Microstructural improvements enhance material properties
Exquisite buildings like the Eiffel Tower were made possible because of advances in structural engineering design methods. Truss structures, like the Eiffel Tower, are highly efficient; they can carry the same loads as solid structures, but at approximately one tenth of the weight. This weight and strength advantage is also what enabled the dramatic increase in building heights between 1885 and 1930, when buildings went from an average of ten stories to more than 100 stories, as epitomized by the Empire State Building. With its novel structural engineering, construction of the Eiffel Tower ushered in the age of the skyscraper.
Structural engineering is only part of the story, however. Drilling down a level to the materials that make up a structure, there is room again for dramatic improvements in strength, weight and other properties. With current technologies, materials are generally made using bulk processing methods. Bulk processing limits material properties because it provides insufficient control of the morphology, or form, within a material's microstructure. The microstructure refers to the arrangement of the constituents that make up a material at the microscopic (material grain) level. The lack of full control in the microstructure allows for flaws in materials. However, if the limitations of bulk processing can be overcome, the range of material properties available might be greatly increased.
DARPA's Materials with Controlled Microstructural Architecture (MCMA) program seeks these kinds of breakthroughs. In an attempt to overcome the limitations of bulk processing and achieve its goals, MCMA is combining engineering principles developed for large structures with emerging fabrication techniques to engineer and control the architecture of a material's microstructure down to the micron level. This control allows researchers to develop materials with greatly enhanced properties. For instance, as demonstrated in the video below, DARPA was able to construct a material so light that it can rest atop a bubble. MCMA researchers are working toward the goal of developing a material that is as strong as steel, but as light as a plastic. To do so, they are exploring the full range of properties that can be manifested as functions of truss design and weight in a material's microstructure.
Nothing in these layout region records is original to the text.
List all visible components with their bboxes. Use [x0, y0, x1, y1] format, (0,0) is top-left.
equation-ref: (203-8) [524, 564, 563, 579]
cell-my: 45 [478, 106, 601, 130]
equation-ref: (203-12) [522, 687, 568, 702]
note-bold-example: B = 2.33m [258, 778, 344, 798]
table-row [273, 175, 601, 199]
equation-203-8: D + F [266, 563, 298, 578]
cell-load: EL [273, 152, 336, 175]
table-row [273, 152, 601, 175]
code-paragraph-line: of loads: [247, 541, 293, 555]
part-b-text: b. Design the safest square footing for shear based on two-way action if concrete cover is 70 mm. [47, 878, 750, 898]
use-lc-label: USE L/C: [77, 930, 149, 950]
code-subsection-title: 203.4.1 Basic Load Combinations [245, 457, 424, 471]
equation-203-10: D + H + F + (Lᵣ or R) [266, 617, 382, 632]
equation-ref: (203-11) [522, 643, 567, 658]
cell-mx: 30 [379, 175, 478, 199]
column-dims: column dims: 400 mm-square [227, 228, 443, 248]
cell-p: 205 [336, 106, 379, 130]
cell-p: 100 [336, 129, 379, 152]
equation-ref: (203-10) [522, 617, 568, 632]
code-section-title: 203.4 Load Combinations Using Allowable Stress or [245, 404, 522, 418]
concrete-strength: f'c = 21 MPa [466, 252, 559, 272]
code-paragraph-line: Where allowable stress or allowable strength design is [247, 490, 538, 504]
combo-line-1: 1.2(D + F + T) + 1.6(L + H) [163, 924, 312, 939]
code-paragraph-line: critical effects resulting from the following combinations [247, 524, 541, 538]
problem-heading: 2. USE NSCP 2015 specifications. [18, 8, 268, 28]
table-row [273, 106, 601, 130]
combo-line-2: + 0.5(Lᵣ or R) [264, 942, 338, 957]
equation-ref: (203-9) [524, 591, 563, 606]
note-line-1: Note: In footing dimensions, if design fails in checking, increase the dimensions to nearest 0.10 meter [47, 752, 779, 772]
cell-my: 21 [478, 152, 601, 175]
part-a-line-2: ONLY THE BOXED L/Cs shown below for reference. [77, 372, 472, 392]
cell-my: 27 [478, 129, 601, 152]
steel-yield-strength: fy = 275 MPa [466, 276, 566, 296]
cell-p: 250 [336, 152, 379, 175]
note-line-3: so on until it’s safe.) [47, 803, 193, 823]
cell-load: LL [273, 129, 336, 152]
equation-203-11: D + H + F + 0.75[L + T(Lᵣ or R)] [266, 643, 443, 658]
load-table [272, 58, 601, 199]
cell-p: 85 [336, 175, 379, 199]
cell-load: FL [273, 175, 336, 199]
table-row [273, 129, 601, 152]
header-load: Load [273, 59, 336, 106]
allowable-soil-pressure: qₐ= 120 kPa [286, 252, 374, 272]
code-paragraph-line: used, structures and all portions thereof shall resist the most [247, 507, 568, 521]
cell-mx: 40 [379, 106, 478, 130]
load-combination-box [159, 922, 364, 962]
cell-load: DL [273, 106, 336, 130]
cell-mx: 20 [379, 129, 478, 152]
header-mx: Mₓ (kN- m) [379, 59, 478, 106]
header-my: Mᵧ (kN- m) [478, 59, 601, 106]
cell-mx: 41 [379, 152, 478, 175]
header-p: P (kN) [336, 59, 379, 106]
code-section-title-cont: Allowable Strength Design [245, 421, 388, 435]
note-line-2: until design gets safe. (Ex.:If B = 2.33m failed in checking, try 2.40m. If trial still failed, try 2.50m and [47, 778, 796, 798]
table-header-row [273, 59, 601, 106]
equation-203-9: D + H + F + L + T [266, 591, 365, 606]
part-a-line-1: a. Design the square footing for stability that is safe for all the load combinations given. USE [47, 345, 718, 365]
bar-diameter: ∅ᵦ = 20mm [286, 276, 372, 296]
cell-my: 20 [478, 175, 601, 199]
DARPA has also developed lightweight materials that can absorb energy without failing, or breaking. As shown in the following video—previously released in conjunction with a journal article on ultralight metallic microlattices—the nickel microtruss structure can achieve a 40% strain level without collapsing; in fact, it fully recovers its form. DARPA is exploring how much strength and energy absorption can be combined in the same material without damaging it. The ultimate objective of the MCMA program is to be able to develop materials in the future with properties tailored to meet specific mission requirements.